I started looking at outliers which led to a whole notebook of odd usage patterns. For example, if a client has 0 URIs for the day and 0 active hours, it was likely the browser was open but not used that day. Should this count as a user in my determination of heavy users? It’s hard to think of them as a user if they didn’t actually use the product that day. How is it possible to be active for 24 hours every day but not access any URIs? Or how can URI counts be very high (above the 99th percentile) and have no active hours?
These usage patterns were very fascinating discoveries and may inform my decision about how to handle the definition of heavy users, but it was also easy to feel like I was going down a rabbit hole and I had to figure out when I’d found enough useful information to come back to my main analysis.
What Took Longer Than Expected
Making visualizations of my data always takes me longer than I expect it to. After struggling in the first several weeks to get some basic graphs to look good, I thought I had a pretty good handle on it. I knew I’d need to invest some time to learn a pretty graphing package, but I thought I had a reasonable grasp of creating a quick graph for analysis. Then I tried to get a graph with multiple box plots so I could see how different slices of data (different days of the week, averaged over a whole week) would compare to each other. It was tricky to get the data from multiple dataframes into the right format for the Matplotlib API for box plots. I used some fancy code from the Matplotlib examples but my graph didn’t look the way I expected. After paring back to a very basic graph and adjusting the y-axis it was looking pretty good. But the line through the box was not at the mean value of my array of data. I looked at several different causes and was making no progress so I moved on to something else. After taking a break I searched for more information about box plots and it was now obvious that the line indicated median, not mean! The line was indeed at the correct location, and a bit of extra programming allowed me to put an indication of the mean onto my box plot. It’s a good lesson that sometimes walking away for a bit is the best plan because the solution is often obvious with fresh eyes.

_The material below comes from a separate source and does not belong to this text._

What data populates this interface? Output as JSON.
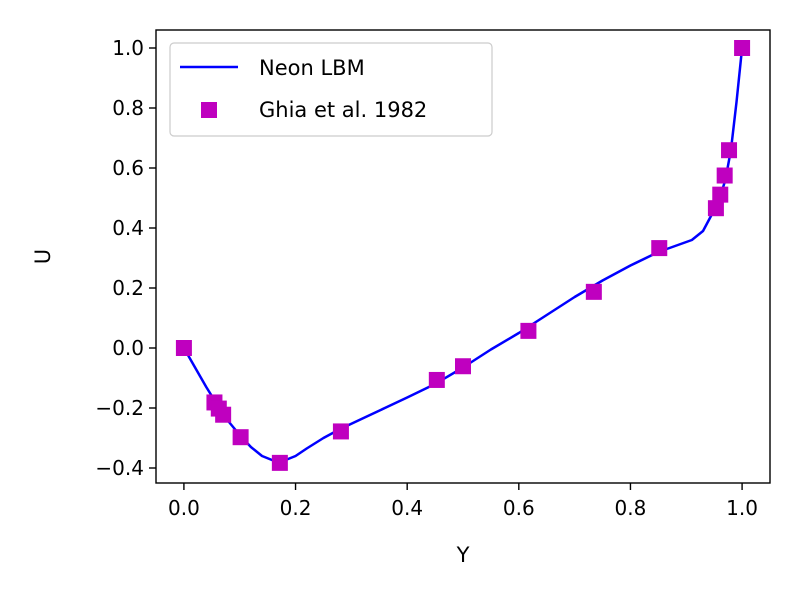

What I Would Do Differently
One thing I would do differently if I were starting again now is put lots more comments into my code and about my results. It seems obvious when I’m doing my analysis that I’m looking at this slice of data for Tuesday or that slice of data for a particular client with very high URI counts. After looking at the resulting slice of data, I discover the next thing I want to look at – what does the data look like on Wednesday, or how many clients have very high URI counts on a day. And then looking at those results leads me to a different slice of data. However it is a bit of work to go back the next day – or even after lunch – and remember what slice of data I was looking at, why I was looking at it, and what conclusions I drew from it. I learned to make a comment at the top saying what data I’m looking at and why, and then at the bottom saying what pattern I found in the data. This makes it much easier to refer back to the notebook later.
New Plan for Second Half
This week I am working on a proposal for my definition of heavy users. This is where the “art” of data science comes in because there isn’t necessarily one right answer. After discussing my proposal with my mentors we will come up with an outline for the report. I will spend the next week or so filling in the report with data and graphs. After the report is reviewed if I still have time I will look at the attributes of heavy users over different populations – mobile, os, region, etc. With so much data it seems that there are endless ways to explore it.